33. Rosa Néri logo atina
Com a sensação do perigo
O padre já não conversa
Ensimesma-se consigo...
Sai ela do anonimato
Encara de frente o fato
Sem temer qualquer castigo.

34. Ela deixa seu abrigo
Abandona os bastidores
E vai cuidar que o padre,
O alvo de seus amores,
No auge da depressão,
Não vá ceder à pressão
Dos pérfidos traidores.

35. Seu mundo já não tem cores,
Pois vê que seu protetor,
O pai de seus cinco filhos,
Seu amante, seu amor,
Não suporta a traição
- Entregue à depressão –
É o retrato da dor.

36. Ele mesmo confessou
Que da Sé, da Capital,
Vem a São Luiz Gonzaga
Comissão episcopal
Pra julgar sua conduta
Enfrenta íntima luta
Que lhe abate a moral.

37. Na casa paroquial
Ela vai fazer vigília,
Vigia os passos do padre
Diz que pense na família
Que tanto não se consuma
Publicamente assuma
A ela, filhos e filhas.

38. O olhar dele até brilha
Porém só por um segundo,
E volta à letargia
De quem já deixou o mundo
Ela toca ainda nele
Todavia vê que ele
Já cai num sono profundo.

39. Ela lembra do seu mundo –
Criança, em Barra do Corda...
E, exausta, adormece;
Só na madrugada acorda;
Sente a falta do amado...
Vai encontrá-lo, enforcado,
Suspenso por uma corda.

Josafá Bonfim aborda
O caso, com muito tato.
A nossa Igreja Romana
Quando impôs o celibato
Uma coisa só previu
Impedir pensão civil
Mas, eis aí o retrato.



____________________
1. “SANZAGA” – Resgate de uma História
Autor.
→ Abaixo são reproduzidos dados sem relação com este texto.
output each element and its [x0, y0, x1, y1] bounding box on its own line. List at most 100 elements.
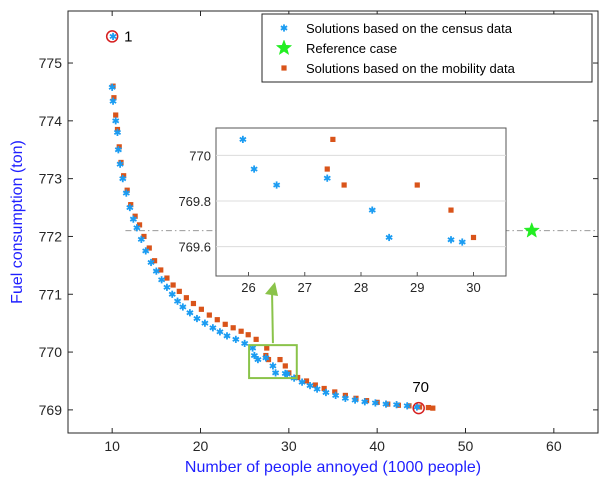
asterisk-stroke — [112, 118, 120, 124]
inset-chart: 769.6 769.8 770 26 27 28 29 30 — [178, 127, 507, 295]
asterisk-stroke — [322, 389, 330, 396]
census-point — [193, 314, 201, 323]
asterisk-stroke — [158, 277, 166, 283]
y-tick-label: 769 — [39, 402, 63, 418]
x-tick-label: 30 — [281, 438, 297, 454]
census-point — [152, 267, 160, 275]
y-tick-label: 770 — [39, 344, 63, 360]
y-tick-label: 773 — [39, 171, 63, 187]
asterisk-stroke — [458, 239, 466, 245]
census-point — [403, 402, 411, 410]
asterisk-stroke — [239, 136, 247, 142]
x-tick-label: 40 — [369, 438, 385, 454]
y-axis-label: Fuel consumption (ton) — [9, 140, 26, 304]
inset-x-tick-label: 26 — [241, 280, 255, 295]
census-point — [109, 97, 117, 105]
y-tick-label: 771 — [39, 286, 63, 302]
census-point — [158, 276, 166, 284]
mobility-point — [303, 378, 310, 384]
census-point — [269, 362, 277, 370]
asterisk-stroke — [122, 190, 130, 196]
mobility-point — [158, 267, 164, 273]
annotation-label: 1 — [124, 28, 132, 45]
asterisk-stroke — [332, 392, 340, 399]
inset-mobility-point — [414, 182, 420, 188]
inset-y-tick-label: 770 — [189, 148, 211, 163]
census-point — [254, 355, 262, 364]
annotation-label: 70 — [412, 379, 429, 396]
mobility-point — [230, 325, 236, 331]
asterisk-stroke — [371, 400, 379, 406]
asterisk-stroke — [368, 207, 376, 213]
census-point — [393, 401, 401, 409]
census-point — [209, 324, 217, 332]
asterisk-stroke — [341, 395, 349, 401]
mobility-point — [141, 233, 147, 240]
mobility-point — [132, 213, 138, 219]
asterisk-stroke — [152, 268, 160, 274]
mobility-point — [312, 382, 318, 388]
asterisk-stroke — [241, 340, 249, 346]
asterisk-stroke — [223, 333, 231, 339]
inset-x-tick-label: 28 — [354, 280, 368, 295]
mobility-point — [164, 275, 170, 281]
census-point — [109, 32, 117, 41]
asterisk-stroke — [447, 237, 455, 243]
asterisk-stroke — [201, 320, 209, 326]
asterisk-stroke — [382, 401, 390, 407]
mobility-point — [238, 328, 244, 334]
asterisk-stroke — [142, 248, 150, 254]
asterisk-stroke — [137, 236, 145, 242]
reference-point — [523, 221, 541, 238]
mobility-point — [198, 306, 204, 312]
asterisk-stroke — [250, 352, 258, 359]
census-point — [313, 385, 321, 393]
asterisk-stroke — [114, 147, 122, 153]
asterisk-stroke — [109, 33, 117, 40]
census-point — [142, 247, 150, 255]
x-tick-label: 50 — [458, 438, 474, 454]
inset-y-tick-label: 769.6 — [178, 240, 211, 255]
census-point — [361, 398, 369, 406]
asterisk-stroke — [133, 225, 141, 231]
inset-census-point — [323, 174, 331, 182]
asterisk-stroke — [232, 336, 240, 342]
mobility-point — [183, 295, 189, 301]
legend-label: Solutions based on the census data — [306, 21, 513, 36]
inset-x-tick-label: 30 — [466, 280, 480, 295]
asterisk-stroke — [216, 329, 224, 335]
asterisk-stroke — [209, 325, 217, 331]
asterisk-stroke — [306, 383, 314, 389]
asterisk-stroke — [193, 315, 201, 322]
inset-census-point — [239, 135, 247, 144]
y-tick-label: 775 — [39, 55, 63, 71]
asterisk-stroke — [269, 363, 277, 369]
asterisk-stroke — [361, 399, 369, 405]
census-point — [119, 175, 127, 183]
mobility-point — [151, 258, 158, 264]
asterisk-stroke — [129, 216, 137, 222]
inset-mobility-point — [448, 207, 454, 213]
asterisk-stroke — [254, 357, 262, 363]
inset-frame — [215, 127, 507, 277]
census-point — [241, 339, 249, 347]
asterisk-stroke — [413, 404, 421, 410]
mobility-point — [425, 404, 431, 411]
inset-census-point — [273, 181, 281, 189]
census-point — [272, 369, 280, 377]
mobility-point — [416, 404, 423, 410]
census-point — [186, 309, 194, 317]
legend-mobility-marker — [281, 65, 287, 71]
asterisk-stroke — [168, 291, 176, 297]
mobility-point — [222, 321, 228, 327]
legend-label: Reference case — [306, 41, 397, 56]
census-point — [322, 388, 330, 397]
inset-mobility-point — [341, 182, 347, 188]
mobility-point — [206, 312, 212, 318]
census-point — [108, 83, 116, 91]
legend-census-marker — [280, 24, 288, 32]
asterisk-stroke — [113, 129, 122, 135]
annotation-circle — [105, 30, 119, 43]
census-point — [122, 189, 130, 197]
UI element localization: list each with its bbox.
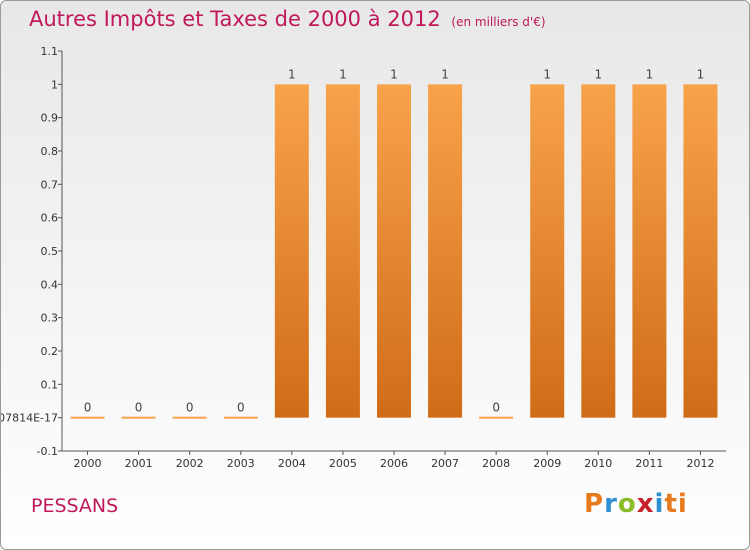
x-tick-label: 2011 [635, 457, 663, 470]
y-tick-label: 0.7 [41, 178, 59, 191]
y-tick-label: 0.9 [41, 112, 59, 125]
bar [70, 416, 105, 419]
y-tick-label: 0.1 [41, 378, 59, 391]
y-tick-label: 0.3 [41, 312, 59, 325]
bar-value-label: 1 [697, 67, 705, 81]
x-tick-label: 2007 [431, 457, 459, 470]
x-tick-label: 2009 [533, 457, 561, 470]
y-tick-label: 1.1 [41, 45, 59, 58]
chart-title: Autres Impôts et Taxes de 2000 à 2012 (e… [29, 7, 546, 31]
bar [377, 84, 411, 418]
x-tick-label: 2002 [176, 457, 204, 470]
bar-value-label: 1 [646, 67, 654, 81]
x-tick-label: 2001 [125, 457, 153, 470]
bar [274, 84, 309, 418]
bar-value-label: 0 [186, 401, 194, 415]
commune-name: PESSANS [31, 495, 119, 517]
bar [632, 84, 667, 418]
bar [223, 416, 258, 419]
chart-title-unit: (en milliers d'€) [451, 15, 546, 29]
y-tick-label: 0.4 [41, 278, 59, 291]
bar [581, 84, 616, 418]
x-tick-label: 2004 [278, 457, 306, 470]
bar [325, 84, 360, 418]
bar-value-label: 1 [339, 67, 347, 81]
x-tick-label: 2008 [482, 457, 510, 470]
bar [121, 416, 156, 419]
bar-value-label: 1 [543, 67, 551, 81]
y-tick-label: 0.6 [41, 212, 59, 225]
y-tick-label: 2.77555756156307814E-17 [1, 412, 58, 425]
x-tick-label: 2012 [686, 457, 714, 470]
bar-value-label: 1 [594, 67, 602, 81]
y-tick-label: 0.5 [41, 245, 59, 258]
bar-value-label: 1 [288, 67, 296, 81]
bar [172, 416, 207, 419]
bar-value-label: 0 [237, 401, 245, 415]
proxiti-logo: Proxiti [584, 489, 688, 519]
bar [683, 84, 718, 418]
x-tick-label: 2005 [329, 457, 357, 470]
y-tick-label: 1 [51, 78, 58, 91]
x-tick-label: 2010 [584, 457, 612, 470]
bar-value-label: 1 [390, 67, 398, 81]
chart-title-main: Autres Impôts et Taxes de 2000 à 2012 [29, 7, 441, 31]
y-tick-label: 0.2 [41, 345, 59, 358]
y-tick-label: -0.1 [37, 445, 58, 458]
y-tick-label: 0.8 [41, 145, 59, 158]
bar [530, 84, 565, 418]
x-tick-label: 2006 [380, 457, 408, 470]
bar [479, 416, 514, 419]
bar [428, 84, 463, 418]
bar-value-label: 0 [84, 401, 92, 415]
bar-value-label: 1 [441, 67, 449, 81]
x-tick-label: 2003 [227, 457, 255, 470]
x-tick-label: 2000 [74, 457, 102, 470]
bar-value-label: 0 [135, 401, 143, 415]
bar-value-label: 0 [492, 401, 500, 415]
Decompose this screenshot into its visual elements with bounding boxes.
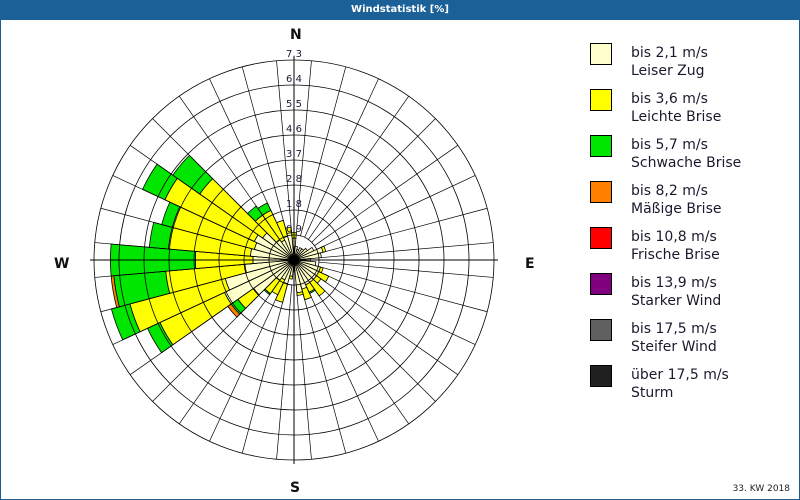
legend-label: Leichte Brise xyxy=(631,109,722,125)
week-label: 33. KW 2018 xyxy=(732,484,790,494)
radial-tick-label: 2,8 xyxy=(286,174,302,185)
legend-range: bis 2,1 m/s xyxy=(631,45,708,61)
legend-swatch xyxy=(590,273,612,295)
radial-tick-label: 5,5 xyxy=(286,99,302,110)
legend-label: Frische Brise xyxy=(631,247,720,263)
radial-tick-label: 6,4 xyxy=(286,74,302,85)
radial-tick-label: 1,8 xyxy=(286,199,302,210)
wind-rose: 0,9 1,8 2,8 3,7 4,6 5,5 6,4 7,3 xyxy=(90,49,498,464)
legend-range: bis 8,2 m/s xyxy=(631,183,708,199)
legend-label: Mäßige Brise xyxy=(631,201,722,217)
legend-swatch xyxy=(590,319,612,341)
legend-swatch xyxy=(590,135,612,157)
legend-label: Sturm xyxy=(631,385,674,401)
legend-range: bis 17,5 m/s xyxy=(631,321,717,337)
legend-swatch xyxy=(590,365,612,387)
legend-range: bis 10,8 m/s xyxy=(631,229,717,245)
legend-swatch xyxy=(590,227,612,249)
legend-label: Leiser Zug xyxy=(631,63,705,79)
compass-north: N xyxy=(290,27,302,43)
legend-swatch xyxy=(590,43,612,65)
compass-south: S xyxy=(290,480,301,496)
radial-tick-label: 4,6 xyxy=(286,124,302,135)
radial-tick-label: 7,3 xyxy=(286,49,302,60)
legend-label: Steifer Wind xyxy=(631,339,717,355)
compass-west: W xyxy=(54,256,70,272)
legend-label: Schwache Brise xyxy=(631,155,742,171)
radial-tick-labels: 0,9 1,8 2,8 3,7 4,6 5,5 6,4 7,3 xyxy=(286,49,302,235)
legend-label: Starker Wind xyxy=(631,293,722,309)
wind-sector xyxy=(296,291,304,296)
radial-tick-label: 3,7 xyxy=(286,149,302,160)
radial-tick-label: 0,9 xyxy=(286,224,302,235)
legend-range: bis 5,7 m/s xyxy=(631,137,708,153)
legend-swatch xyxy=(590,89,612,111)
legend-range: bis 3,6 m/s xyxy=(631,91,708,107)
compass-east: E xyxy=(525,256,535,272)
legend-swatch xyxy=(590,181,612,203)
chart-title: Windstatistik [%] xyxy=(0,0,800,20)
polar-grid xyxy=(90,56,498,464)
legend-range: über 17,5 m/s xyxy=(631,367,729,383)
legend-range: bis 13,9 m/s xyxy=(631,275,717,291)
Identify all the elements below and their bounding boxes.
Josafá Bonfim. Edição do Autor. 2004, São Luís-MA

2. O Crime do Padre Amaro. Romance do escritor português Eça de Queirós. Conta a história de jovem sacerdote, Amaro, em Leiria. Lá conhece ele vários tipos de tentações, uma das quais é a beata Amélia, com quem Amaro acaba tendo um envolvimento amoroso, proibido diante da "fé divina" e sociedade.